Ludzie dobrej woli pomagają panu Markowi.

-

Zdaniem sąsiadki bezradność pracownic opieki wynikała z tego, że Marek je zaskoczył. Bo kto widział podopieczn­ego, co mieszka w norze z zawalonym sufitem, bez wody, kibla i ogrzewania, a nie chce pieniędzy? Nie chce też pójść do ciepłego domu pomocy, gdzie załatwiły mu miejsce, o które inni by się bili.

– Ile mi dasz lat? – Mariusz Nadajczyk, nazywany w okolicy Markiem, wyciąga z foliowej torebki startą zieloną książeczkę dowodu osobistego.

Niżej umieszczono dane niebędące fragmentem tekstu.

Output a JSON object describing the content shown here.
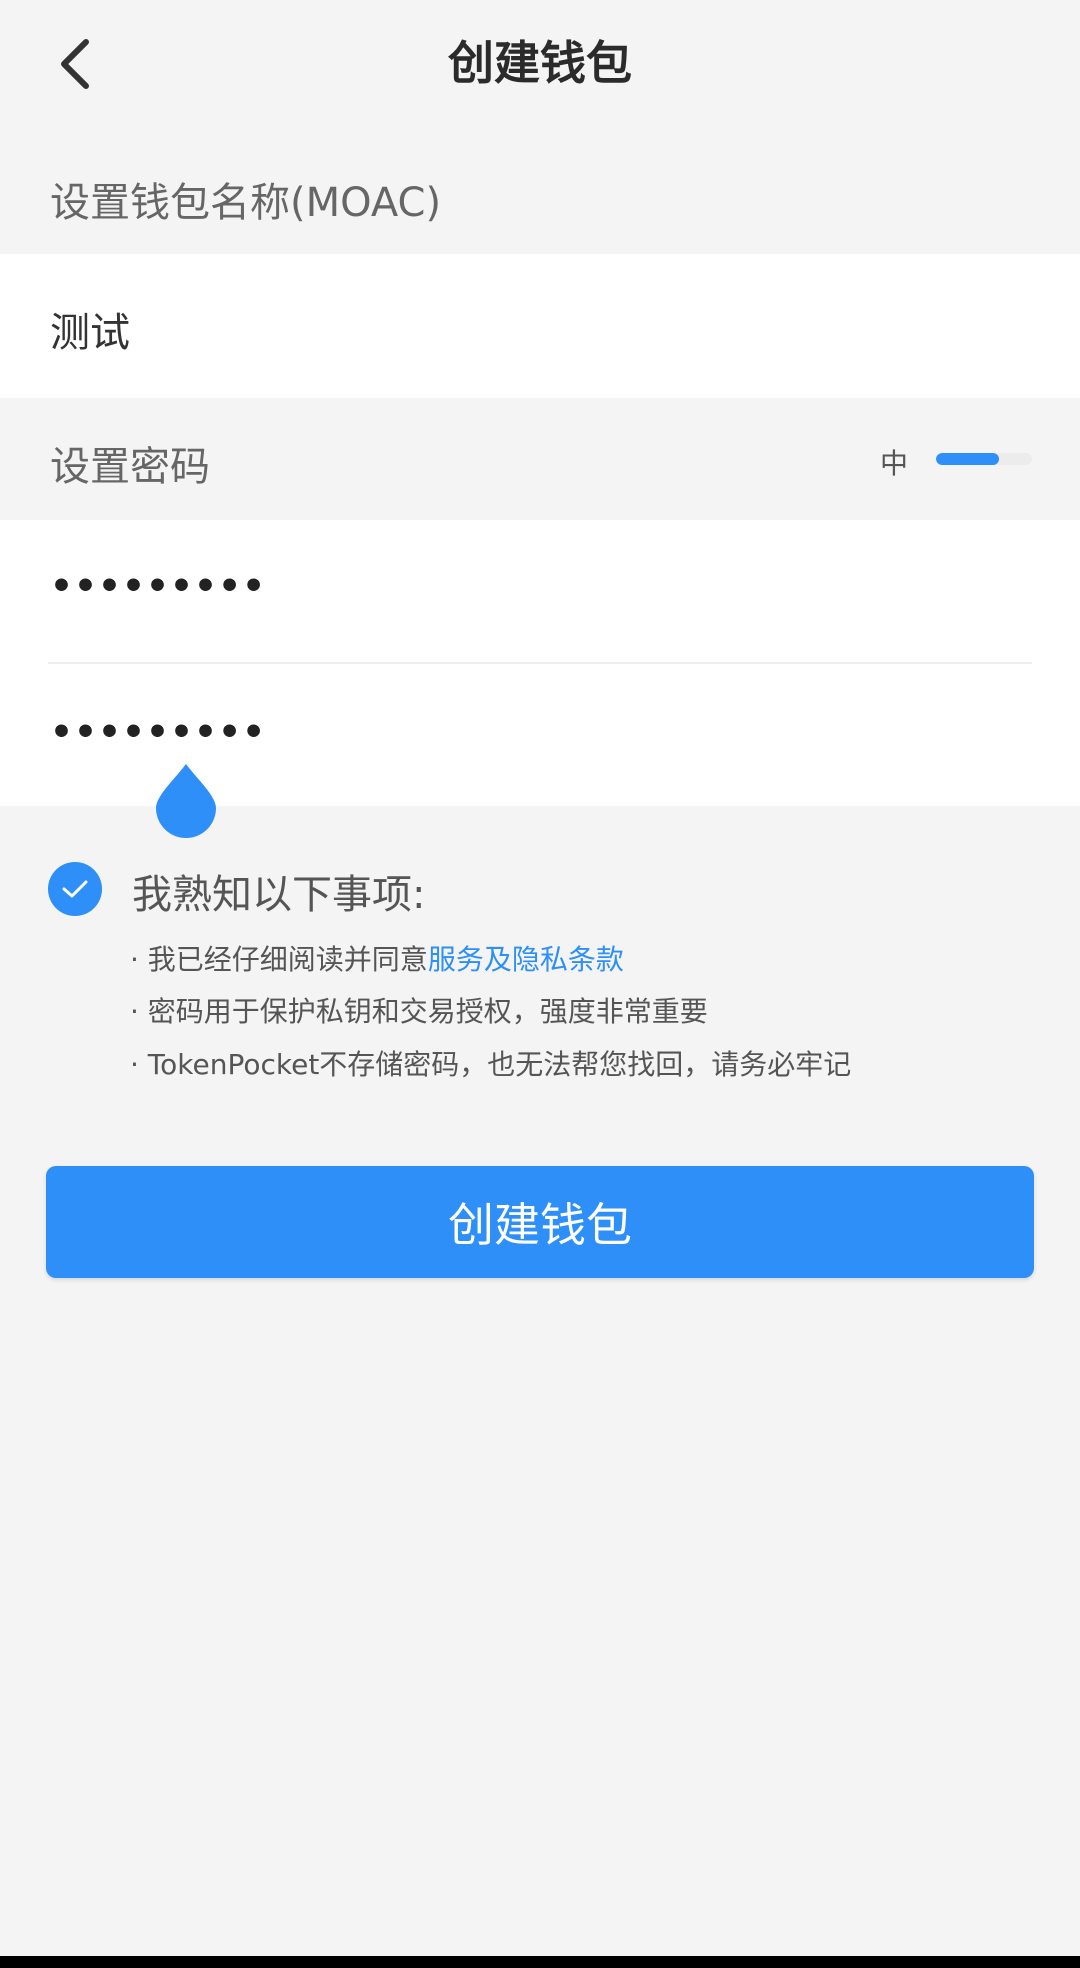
{
  "header": {
    "title": "创建钱包",
    "back_icon": "chevron-left-icon"
  },
  "wallet_name": {
    "label": "设置钱包名称(MOAC)",
    "value": "测试"
  },
  "password": {
    "label": "设置密码",
    "strength_text": "中",
    "strength_fraction": 0.66,
    "password_value": "•••••••••",
    "confirm_value": "•••••••••"
  },
  "acknowledge": {
    "checked": true,
    "title": "我熟知以下事项:",
    "item1_prefix": "· 我已经仔细阅读并同意",
    "item1_link": "服务及隐私条款",
    "item2": "· 密码用于保护私钥和交易授权，强度非常重要",
    "item3": "· TokenPocket不存储密码，也无法帮您找回，请务必牢记"
  },
  "actions": {
    "create_label": "创建钱包"
  },
  "colors": {
    "accent": "#2d8ff7",
    "background": "#f4f4f4",
    "panel": "#ffffff"
  }
}
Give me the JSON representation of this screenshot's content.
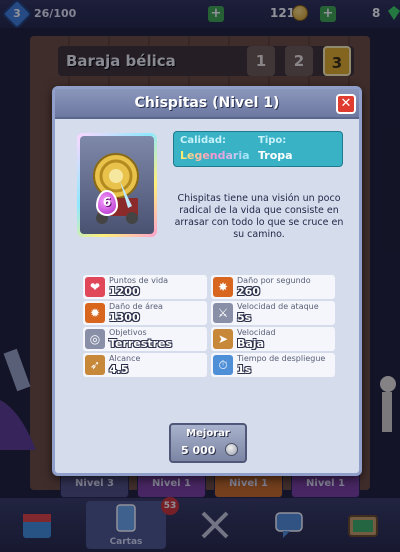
{
  "top_bar": {
    "level": "3",
    "xp": "26/100",
    "gold": "121",
    "gems": "8"
  },
  "deck": {
    "title": "Baraja bélica",
    "tabs": [
      "1",
      "2",
      "3"
    ],
    "active_tab": "3"
  },
  "bottom_cards": [
    "Nivel 3",
    "Nivel 1",
    "Nivel 1",
    "Nivel 1"
  ],
  "nav": {
    "cards_label": "Cartas",
    "cards_badge": "53"
  },
  "modal": {
    "title": "Chispitas (Nivel 1)",
    "close": "✕",
    "elixir_cost": "6",
    "quality_label": "Calidad:",
    "quality_value": "Legendaria",
    "type_label": "Tipo:",
    "type_value": "Tropa",
    "description": "Chispitas tiene una visión un poco radical de la vida que consiste en arrasar con todo lo que se cruce en su camino.",
    "stats": [
      {
        "label": "Puntos de vida",
        "value": "1200",
        "icon": "heart-icon",
        "color": "#e0485a"
      },
      {
        "label": "Daño por segundo",
        "value": "260",
        "icon": "explosion-icon",
        "color": "#d8661f"
      },
      {
        "label": "Daño de área",
        "value": "1300",
        "icon": "area-damage-icon",
        "color": "#d8661f"
      },
      {
        "label": "Velocidad de ataque",
        "value": "5s",
        "icon": "sword-icon",
        "color": "#8a8fa8"
      },
      {
        "label": "Objetivos",
        "value": "Terrestres",
        "icon": "target-icon",
        "color": "#8a8fa8"
      },
      {
        "label": "Velocidad",
        "value": "Baja",
        "icon": "boot-icon",
        "color": "#c7883a"
      },
      {
        "label": "Alcance",
        "value": "4.5",
        "icon": "bow-icon",
        "color": "#c7883a"
      },
      {
        "label": "Tiempo de despliegue",
        "value": "1s",
        "icon": "clock-icon",
        "color": "#4f8fd8"
      }
    ],
    "upgrade_label": "Mejorar",
    "upgrade_cost": "5 000"
  }
}
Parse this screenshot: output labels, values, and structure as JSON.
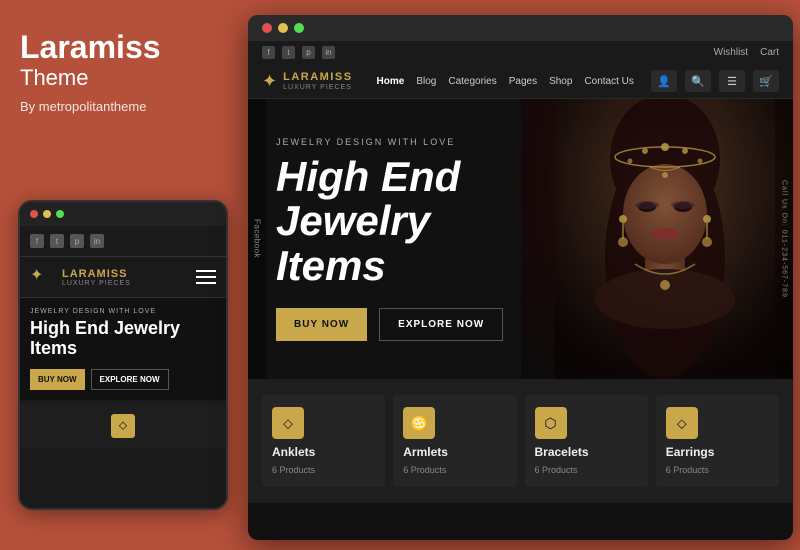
{
  "left": {
    "brand": "Laramiss",
    "theme_label": "Theme",
    "by": "By metropolitantheme"
  },
  "mobile": {
    "hero_label": "JEWELRY DESIGN WITH LOVE",
    "hero_title": "High End Jewelry Items",
    "btn_buy": "BUY NOW",
    "btn_explore": "EXPLORE NOW",
    "logo_name": "LARAMISS",
    "logo_sub": "LUXURY PIECES"
  },
  "desktop": {
    "top_links": [
      "Wishlist",
      "Cart"
    ],
    "social_icons": [
      "f",
      "t",
      "p",
      "in"
    ],
    "logo_name": "LARAMISS",
    "logo_sub": "LUXURY PIECES",
    "nav_links": [
      {
        "label": "Home",
        "active": true
      },
      {
        "label": "Blog",
        "active": false
      },
      {
        "label": "Categories",
        "active": false
      },
      {
        "label": "Pages",
        "active": false
      },
      {
        "label": "Shop",
        "active": false
      },
      {
        "label": "Contact Us",
        "active": false
      }
    ],
    "hero_label": "JEWELRY DESIGN WITH LOVE",
    "hero_title_line1": "High End",
    "hero_title_line2": "Jewelry",
    "hero_title_line3": "Items",
    "btn_buy": "BUY NOW",
    "btn_explore": "EXPLORE NOW",
    "sidebar_text": "Call Us On: 011-234-567-789",
    "categories": [
      {
        "name": "Anklets",
        "count": "6 Products",
        "icon": "⬦"
      },
      {
        "name": "Armlets",
        "count": "6 Products",
        "icon": "♋"
      },
      {
        "name": "Bracelets",
        "count": "6 Products",
        "icon": "⬡"
      },
      {
        "name": "Earrings",
        "count": "6 Products",
        "icon": "⬦"
      }
    ]
  }
}
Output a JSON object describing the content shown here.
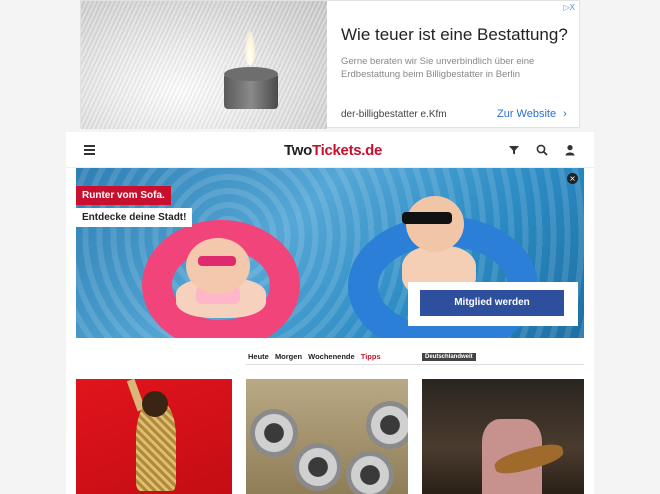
{
  "ad": {
    "adchoices": "▷X",
    "title": "Wie teuer ist eine Bestattung?",
    "description": "Gerne beraten wir Sie unverbindlich über eine Erdbestattung beim Billigbestatter in Berlin",
    "sponsor": "der-billigbestatter e.Kfm",
    "cta": "Zur Website"
  },
  "header": {
    "logo_part1": "Two",
    "logo_part2": "Tickets.de",
    "icons": [
      "menu-icon",
      "filter-icon",
      "search-icon",
      "user-icon"
    ]
  },
  "hero": {
    "tag1": "Runter vom Sofa.",
    "tag2": "Entdecke deine Stadt!",
    "cta": "Mitglied werden",
    "close": "×"
  },
  "day_nav": {
    "items": [
      "Heute",
      "Morgen",
      "Wochenende",
      "Tipps"
    ],
    "active": "Tipps",
    "region": "Deutschlandweit"
  },
  "colors": {
    "brand_red": "#c8102e",
    "cta_blue": "#2d4f9e",
    "ad_link": "#2a6fd1"
  }
}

Faktycznie, mimo lekkiej siwizny i spróchniał­ych zębów wygląda dużo młodziej niż na swoje 50 lat. Pomieszcze­nie, w którym stoimy, kiedyś było pokojem i ma najwyżej 6 – 7 m kw., ale jakimś cudem mieści zdezelowan­ą kanapę z poduszką i grubym kocem, meblościan­kę ze szkłem stołowym pamiętając­ym epokę Gierka, telewizore­k, mały stół, kilka worków pełniących rolę szafy i rodzinne bibeloty. Na ścianach święty obraz, portrety rodziców i dywan maskujący odrapaną ścianę. Jest też bożonarodz­eniowy łańcuch.

Powiedzieć, że Marek ma tu czysto, znaczyłoby skłamać, ale widać, że robi wszystko, by czysto było. Zamiast słodkiego fetoru – nieodłączn­ego towarzysza upadku – czuć tylko wilgoć. Brak oznak nałogów, w przylegają­cej do „pokoju” trzymetrow­ej pseudokuch­ni ani jednej butelki po piwie czy wódce. Wyprane w zagrzanej grzałką wodzie ciuchy Marek powiesił koło dawno nieczynneg­o piecyka, ale zesztywnia­ły jak po krochmalu. Nic dziwnego: termometr nad zlewem wskazuje trzy kreski na plusie.

Rodzinny dom

– Mamusia – Marek, lekko sepleniąc, wskazuje palcem na czarno-białe zdjęcie, które wyciągnął zza szyby regału. – I ja – obok kobiety o ciemnych włosach i nieostrej twarzy stoi berbeć w czapce z pomponem. – Sześć lat miałem, jak tu w pokoju z łóżka wypadłem. Odtąd nic nie mówiłem i lekarz mówił, że już nie powiem, ale się jakoś zebrałem. Tylko głowa... Marek puka się otwartą dłonią w czoło. – Nie daje rady. A teraz jeszcze zostałem sam – nagle mężczyzna zaczyna płakać i przytula się do mnie jak do znanego od dawna towarzysza niedoli.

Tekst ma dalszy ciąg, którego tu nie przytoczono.